Abstract

Measurements of the δ13C of dissolved inorganic carbon primarily during World Ocean Circulation Experiment and the Ocean Atmosphere Carbon Exchange Study cruises in the 1990s are used to determine ocean‐wide changes in the δ13C that have occurred due to uptake of anthropogenic CO2. This new ocean‐wide δ13C data set (∼25,000 measurements) substantially improves the usefulness of δ13C as a tracer of the anthropogenic CO2 perturbation. The global mean δ13C change in the surface ocean is estimated at −0.16 ± 0.02‰ per decade between the 1970s and 1990s with the greatest changes observed in the subtropics and the smallest changes in the polar and southern oceans.
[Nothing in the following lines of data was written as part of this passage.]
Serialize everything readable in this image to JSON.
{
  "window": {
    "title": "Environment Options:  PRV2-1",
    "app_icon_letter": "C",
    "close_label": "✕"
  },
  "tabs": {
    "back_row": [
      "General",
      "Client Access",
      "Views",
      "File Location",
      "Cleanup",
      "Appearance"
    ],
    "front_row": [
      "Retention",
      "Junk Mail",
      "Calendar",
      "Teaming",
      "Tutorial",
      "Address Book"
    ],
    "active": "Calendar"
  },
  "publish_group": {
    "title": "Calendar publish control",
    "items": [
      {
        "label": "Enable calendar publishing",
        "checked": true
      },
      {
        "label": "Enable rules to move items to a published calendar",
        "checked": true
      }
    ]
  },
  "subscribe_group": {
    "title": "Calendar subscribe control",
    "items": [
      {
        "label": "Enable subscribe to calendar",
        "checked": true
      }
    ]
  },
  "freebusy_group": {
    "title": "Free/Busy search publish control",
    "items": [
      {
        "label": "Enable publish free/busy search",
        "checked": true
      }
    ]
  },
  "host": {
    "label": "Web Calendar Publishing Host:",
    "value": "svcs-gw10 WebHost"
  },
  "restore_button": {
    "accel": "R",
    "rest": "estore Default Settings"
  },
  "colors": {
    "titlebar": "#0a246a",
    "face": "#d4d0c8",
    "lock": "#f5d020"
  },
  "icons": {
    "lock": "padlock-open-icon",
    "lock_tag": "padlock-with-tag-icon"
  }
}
The global mean air‐sea δ13C disequilibrium in 1995 is estimated at 0.60 ± 0.10‰ with basin‐wide disequilibrium values of 0.73, 0.63, and 0.23‰ for the Pacific, Atlantic, and Indian oceans, respectively. The global mean depth‐integrated anthropogenic change in δ13C between the 1970s and 1990s was estimated at −65 ± 33‰ m per decade. These new estimates of air‐sea δ13C disequilibrium and depth‐integrated δ13C changes yield an oceanic CO2 uptake rate of 1.5 ± 0.6 Gt C yr−1 between 1970 and 1990 based on the atmospheric CO2 and 13CO2 budget approaches of Quay et al. [1992] and Tans et al. [1993] and the dynamic method of Heimann and Maier‐Reimer [1996]. Box‐diffusion model simulations of the oceanic uptake of anthropogenic CO2 and its δ13C perturbation indicate that a CO2 uptake rate of 1.9 ± 0.4 Gt C yr−1 (1970–1990) explains both the observed surface ocean and depth‐integrated δ13C changes. Constraining a box diffusion ocean model to match both the observed δ13C and bomb 14C changes yields an oceanic CO2 uptake rate of 1.7 ± 0.2 Gt C yr−1 (1970–1990). The oceanic CO2 uptake rates derived from anthropogenic changes in ocean δ13C are similar to rates determined by atmospheric CO2 and O2 budgets [Battle et al., 2000], atmospheric δ13C and CO2 measurements [Ciais et al., 1995], and GCM simulations [Orr et al., 2001].